A Short History of Bipolar
The terms used for the bipolar extremes, ‘melancholy’ (depression) and ‘mania’ both have their origins in Ancient Greek. ‘Melancholy’ derives from melas ‘black’ and chole ‘bile’, because Hippocrates thought that depression resulted from an excess of black bile. ‘Mania’ is related to menos ‘spirit, force, passion’; mainesthai ‘to rage, go mad’; and mantis ‘seer’, and ultimately derives from the Indo-European root men- ‘mind’ to which, interestingly, ‘man’ is also sometimes connected. (‘Depression’, the clinical term for melancholy, is much more recent in origin and derives from the Latin deprimere ‘press down’ or ‘sink down’.)
The idea of a relationship between melancholy and mania can be traced back to the Ancient Greeks, and particularly to Aretaeus of Cappadocia, who was a physician and philosopher in the time of Nero or Vespasian (first century AD). Aretaeus described a group of patients that who ‘laugh, play, dance night and day, and sometimes go openly to the market crowned, as if victors in some contest of skill’ only to be ‘torpid, dull, and sorrowful’ at other times. Although he suggested that both patterns of behaviour resulted from one and the same disorder, this idea did not gain currency until the modern era.
The modern psychiatric concept of bipolar disorder has its origins in the nineteenth century. In 1854, Jules Baillarger (1809–1890) and Jean-Pierre Falret (1794–1870) independently presented descriptions of the disorder to the Académie de Médicine in Paris. Baillarger called the illness folie à double forme (‘dual-form insanity’) whereas Falret called it folie circulaire (‘circular insanity’). Falret observed that the disorder clustered in families, and correctly postulated that it had a strong genetic basis.
In the early 1900s the eminent German psychiatrist Emil Kraepelin (1856–1926) studied the natural course of the untreated disorder and found it to be punctuated by relatively symptom-free intervals. On this basis he distinguished the disorder from démence précoce (schizophrenia) and coined the term ‘manic–depressive psychosis’ to describe it. Kraepelin emphasized that, in contrast to démence précoce, manic–depressive psychosis had an episodic course and a more benign outcome.

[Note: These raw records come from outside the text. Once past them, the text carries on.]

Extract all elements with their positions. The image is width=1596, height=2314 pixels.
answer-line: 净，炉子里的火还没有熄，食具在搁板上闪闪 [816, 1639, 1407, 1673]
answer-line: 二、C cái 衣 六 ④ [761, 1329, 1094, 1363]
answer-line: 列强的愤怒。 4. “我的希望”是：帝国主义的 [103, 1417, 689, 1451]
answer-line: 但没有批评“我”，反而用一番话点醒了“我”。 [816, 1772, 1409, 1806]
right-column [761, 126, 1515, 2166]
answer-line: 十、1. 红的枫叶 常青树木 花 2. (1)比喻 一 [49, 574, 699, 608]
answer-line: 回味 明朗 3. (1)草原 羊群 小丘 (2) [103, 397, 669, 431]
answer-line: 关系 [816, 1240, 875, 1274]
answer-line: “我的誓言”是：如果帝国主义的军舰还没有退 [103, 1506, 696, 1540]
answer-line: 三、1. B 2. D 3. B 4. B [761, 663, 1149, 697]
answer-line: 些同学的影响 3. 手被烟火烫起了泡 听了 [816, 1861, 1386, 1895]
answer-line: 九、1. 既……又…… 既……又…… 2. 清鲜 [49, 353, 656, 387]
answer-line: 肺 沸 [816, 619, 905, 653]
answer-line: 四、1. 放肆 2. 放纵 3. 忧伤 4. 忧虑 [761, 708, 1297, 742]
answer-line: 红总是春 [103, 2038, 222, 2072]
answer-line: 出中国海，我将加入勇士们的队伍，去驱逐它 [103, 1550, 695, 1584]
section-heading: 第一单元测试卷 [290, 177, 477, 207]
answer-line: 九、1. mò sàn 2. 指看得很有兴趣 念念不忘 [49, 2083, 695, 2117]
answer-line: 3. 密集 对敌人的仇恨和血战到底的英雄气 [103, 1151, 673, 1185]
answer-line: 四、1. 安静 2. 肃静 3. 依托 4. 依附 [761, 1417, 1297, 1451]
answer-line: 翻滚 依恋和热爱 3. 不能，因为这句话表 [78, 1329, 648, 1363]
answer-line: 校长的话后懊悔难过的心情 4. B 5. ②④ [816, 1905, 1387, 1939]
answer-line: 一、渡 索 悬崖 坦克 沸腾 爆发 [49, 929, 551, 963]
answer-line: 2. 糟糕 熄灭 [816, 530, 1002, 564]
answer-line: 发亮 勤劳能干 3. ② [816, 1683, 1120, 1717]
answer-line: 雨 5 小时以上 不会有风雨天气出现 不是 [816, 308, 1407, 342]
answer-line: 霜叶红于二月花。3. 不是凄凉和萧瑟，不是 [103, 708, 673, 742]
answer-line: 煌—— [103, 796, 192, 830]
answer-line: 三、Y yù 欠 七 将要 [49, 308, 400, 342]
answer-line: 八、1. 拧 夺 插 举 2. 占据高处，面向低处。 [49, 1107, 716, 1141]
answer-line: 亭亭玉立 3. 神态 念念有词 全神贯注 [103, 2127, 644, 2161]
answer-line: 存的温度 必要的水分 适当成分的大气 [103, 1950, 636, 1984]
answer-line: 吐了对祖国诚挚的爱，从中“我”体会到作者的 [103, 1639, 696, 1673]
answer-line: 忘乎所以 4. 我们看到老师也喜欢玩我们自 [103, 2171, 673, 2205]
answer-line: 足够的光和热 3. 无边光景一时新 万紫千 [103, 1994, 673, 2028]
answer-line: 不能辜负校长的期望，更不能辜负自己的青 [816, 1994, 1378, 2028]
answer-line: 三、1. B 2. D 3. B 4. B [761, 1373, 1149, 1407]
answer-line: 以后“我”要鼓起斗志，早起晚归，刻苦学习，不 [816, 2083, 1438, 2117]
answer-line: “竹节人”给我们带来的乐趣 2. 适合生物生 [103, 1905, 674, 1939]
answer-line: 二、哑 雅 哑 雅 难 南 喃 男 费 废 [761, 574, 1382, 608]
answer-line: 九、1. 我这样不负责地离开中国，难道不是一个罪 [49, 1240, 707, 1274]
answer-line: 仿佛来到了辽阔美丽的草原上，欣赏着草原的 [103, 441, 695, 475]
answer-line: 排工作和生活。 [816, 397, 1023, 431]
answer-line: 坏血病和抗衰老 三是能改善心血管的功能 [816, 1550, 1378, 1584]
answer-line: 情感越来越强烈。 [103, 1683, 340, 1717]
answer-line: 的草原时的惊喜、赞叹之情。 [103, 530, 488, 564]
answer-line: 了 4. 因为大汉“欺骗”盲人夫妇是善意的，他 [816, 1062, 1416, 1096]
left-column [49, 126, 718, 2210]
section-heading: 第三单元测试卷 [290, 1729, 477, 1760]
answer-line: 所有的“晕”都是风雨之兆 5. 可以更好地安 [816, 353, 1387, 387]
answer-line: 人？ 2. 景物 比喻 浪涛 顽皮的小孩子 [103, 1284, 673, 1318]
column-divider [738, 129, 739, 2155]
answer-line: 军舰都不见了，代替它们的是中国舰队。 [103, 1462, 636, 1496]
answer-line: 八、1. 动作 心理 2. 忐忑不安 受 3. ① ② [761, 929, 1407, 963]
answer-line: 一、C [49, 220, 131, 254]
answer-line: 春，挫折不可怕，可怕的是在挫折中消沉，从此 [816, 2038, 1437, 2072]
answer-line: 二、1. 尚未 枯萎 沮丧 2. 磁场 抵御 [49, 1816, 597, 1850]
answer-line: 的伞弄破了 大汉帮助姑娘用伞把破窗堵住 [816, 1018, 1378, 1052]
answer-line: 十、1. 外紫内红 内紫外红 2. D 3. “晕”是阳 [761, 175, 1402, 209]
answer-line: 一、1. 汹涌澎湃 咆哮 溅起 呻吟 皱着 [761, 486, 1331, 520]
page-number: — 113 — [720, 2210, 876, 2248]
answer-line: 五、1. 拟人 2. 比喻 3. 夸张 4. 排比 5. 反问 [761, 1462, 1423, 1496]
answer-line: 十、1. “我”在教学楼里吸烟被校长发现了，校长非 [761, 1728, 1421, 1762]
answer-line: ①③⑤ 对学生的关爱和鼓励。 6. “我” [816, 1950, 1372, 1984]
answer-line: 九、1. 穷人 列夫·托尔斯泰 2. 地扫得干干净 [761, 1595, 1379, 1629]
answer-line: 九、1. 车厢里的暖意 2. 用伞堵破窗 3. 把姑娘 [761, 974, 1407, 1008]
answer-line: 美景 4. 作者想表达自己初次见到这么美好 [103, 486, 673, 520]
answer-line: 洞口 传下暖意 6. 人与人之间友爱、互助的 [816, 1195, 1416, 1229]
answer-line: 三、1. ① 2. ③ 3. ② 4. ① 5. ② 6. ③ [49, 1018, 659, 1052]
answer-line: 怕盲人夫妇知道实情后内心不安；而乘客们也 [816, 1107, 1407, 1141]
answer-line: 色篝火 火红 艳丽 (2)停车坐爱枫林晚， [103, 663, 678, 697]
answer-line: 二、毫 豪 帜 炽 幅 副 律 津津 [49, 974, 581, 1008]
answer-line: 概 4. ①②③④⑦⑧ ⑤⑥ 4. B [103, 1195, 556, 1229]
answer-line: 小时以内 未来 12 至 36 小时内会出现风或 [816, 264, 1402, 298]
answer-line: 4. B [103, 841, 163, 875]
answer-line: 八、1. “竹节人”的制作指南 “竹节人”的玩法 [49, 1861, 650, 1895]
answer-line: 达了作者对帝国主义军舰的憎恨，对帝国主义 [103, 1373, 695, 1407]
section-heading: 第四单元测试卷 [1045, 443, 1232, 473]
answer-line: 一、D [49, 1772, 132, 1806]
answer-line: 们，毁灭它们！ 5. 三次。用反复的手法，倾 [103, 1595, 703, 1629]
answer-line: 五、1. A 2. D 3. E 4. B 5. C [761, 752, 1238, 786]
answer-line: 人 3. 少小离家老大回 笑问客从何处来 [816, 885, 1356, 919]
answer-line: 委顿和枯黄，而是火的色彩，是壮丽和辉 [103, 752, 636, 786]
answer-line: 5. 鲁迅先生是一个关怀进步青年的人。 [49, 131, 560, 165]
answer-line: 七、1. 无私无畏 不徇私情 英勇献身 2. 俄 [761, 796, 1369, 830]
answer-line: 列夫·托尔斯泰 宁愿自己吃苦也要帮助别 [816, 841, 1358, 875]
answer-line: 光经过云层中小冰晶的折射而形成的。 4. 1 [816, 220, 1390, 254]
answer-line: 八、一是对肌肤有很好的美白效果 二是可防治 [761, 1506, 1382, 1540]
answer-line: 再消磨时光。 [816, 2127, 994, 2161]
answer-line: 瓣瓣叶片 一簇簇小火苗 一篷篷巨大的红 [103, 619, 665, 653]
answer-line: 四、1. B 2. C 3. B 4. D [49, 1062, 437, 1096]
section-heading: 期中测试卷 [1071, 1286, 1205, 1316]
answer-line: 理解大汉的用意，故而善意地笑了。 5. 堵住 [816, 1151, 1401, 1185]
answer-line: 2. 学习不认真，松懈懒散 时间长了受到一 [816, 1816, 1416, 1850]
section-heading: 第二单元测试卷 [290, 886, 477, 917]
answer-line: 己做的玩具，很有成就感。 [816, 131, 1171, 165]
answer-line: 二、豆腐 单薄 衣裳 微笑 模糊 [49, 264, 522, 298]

Interestingly, Kraepelin did not distinguish between people with both manic and depressive episodes and people with only depressive episodes with psychotic symptoms. This distinction dates back only to the 1960s, and is largely responsible for the modern emphasis on bipolarity, and hence on mood elevation, as the defining feature of the disorder.
The terms ‘manic–depressive illness’ and ‘bipolar disorder’ are comparatively recent, and date back from the 1950s and 1980s respectively. The term ‘bipolar disorder’ (or ‘bipolar affective disorder’) is thought to be less stigmatizing than the older term ‘manic–depressive illness’, and so the former has largely superseded the latter. However, some psychiatrists and some people with bipolar disorder still prefer the term ‘manic–depressive illness’ because they feel that it reflects the nature of the disorder more accurately.